3 The U.S. has been among those States that has rejected or interpreted out of existence requirements of a showing of resistance, or non-consent. Several jurisdictions have already acknowledged how the “law has outgrown the resistance concept.” People v. Bermudez, 157 Cal.App.3d 619, 203 Cal.Rptr. 728, 731 (1984).
While the Manual for Courts-Martial explains “force and lack of consent” in a way which relies in part on the level of resistance put forth by the victim, the military courts have moved away from this view when determining if force and lack of consent are present. Manual for Courts-Martial Part IV, para 45c(1)(b). See, e.g.,United States v. Cauley, 45 M.J. 353 (1996), wherein the court held that a finding of lack of consent required for rape conviction does not require proof that witness physically resisted her attacker. See also, United States v. Bonano-Torress, where the Court expressly declined to adopt an inflexible rule establishing resistance as a necessary element of rape. 31 M.J. 175 (CMA 1990); United States v. Watson, 37 M.J. 49 (1990), where it was held that proof of “manifestation of lack of consent” does not require “some positive action” or response by the victim and the Court rejected the notion that the rape victim has “an independent, affirmative duty” to resist the attacker in order to prove the element of lack of consent.

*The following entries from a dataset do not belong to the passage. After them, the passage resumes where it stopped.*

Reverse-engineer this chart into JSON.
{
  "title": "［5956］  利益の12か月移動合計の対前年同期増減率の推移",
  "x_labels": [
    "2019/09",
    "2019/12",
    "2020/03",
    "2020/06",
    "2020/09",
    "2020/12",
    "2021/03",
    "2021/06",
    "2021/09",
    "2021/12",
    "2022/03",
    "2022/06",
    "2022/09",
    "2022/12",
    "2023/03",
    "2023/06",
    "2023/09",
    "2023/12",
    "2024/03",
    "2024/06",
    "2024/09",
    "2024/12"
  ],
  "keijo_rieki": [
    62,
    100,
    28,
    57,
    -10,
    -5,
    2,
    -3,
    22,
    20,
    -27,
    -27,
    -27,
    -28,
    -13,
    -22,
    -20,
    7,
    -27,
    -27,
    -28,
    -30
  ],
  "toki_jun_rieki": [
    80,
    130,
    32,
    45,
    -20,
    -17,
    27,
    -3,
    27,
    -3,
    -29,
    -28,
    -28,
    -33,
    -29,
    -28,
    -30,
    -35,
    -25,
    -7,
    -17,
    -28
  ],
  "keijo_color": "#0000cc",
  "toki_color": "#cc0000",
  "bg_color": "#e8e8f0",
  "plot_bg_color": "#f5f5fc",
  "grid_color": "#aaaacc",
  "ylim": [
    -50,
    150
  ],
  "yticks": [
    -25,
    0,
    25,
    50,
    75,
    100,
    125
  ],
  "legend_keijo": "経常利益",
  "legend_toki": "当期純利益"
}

Moreover, in U.S. military doctrine, the force required for rape can also be constructive. Cauley, supra at 356, quoting United States v. Palmer, 33 M.J. 7, 9 (1991), says, “Where intimidation or threats of death or physical injury make resistance futile, it is said that ‘constructive force’ has been applied.” In the 1997 conviction of the defendant of raping six female recruits under his command, the defendant did not use a weapon, exert physical force or specifically threaten to use physical force. Some of the trainees who submitted to the defendant’s advances offered no physical or verbal resistance to his orders. Nevertheless, the charges were based on the defendant’s use of ‘constructive force’ to compel the women to submit to have sex with him. As a drill sergeant, the defendant had the authority to control the daily lives of the trainees and the case against him rested on abuse of that authority. 83 Minn.L.Rev. 305 (1998) p. 309. See also, United States v. Clark, 35 M.J. 423, where the court found ‘constructive force’ in a totality of circumstances’ where the victim’s passive acquiescence may be prompted by the unique situation of dominance and control presented by the accused’s superior rank and position.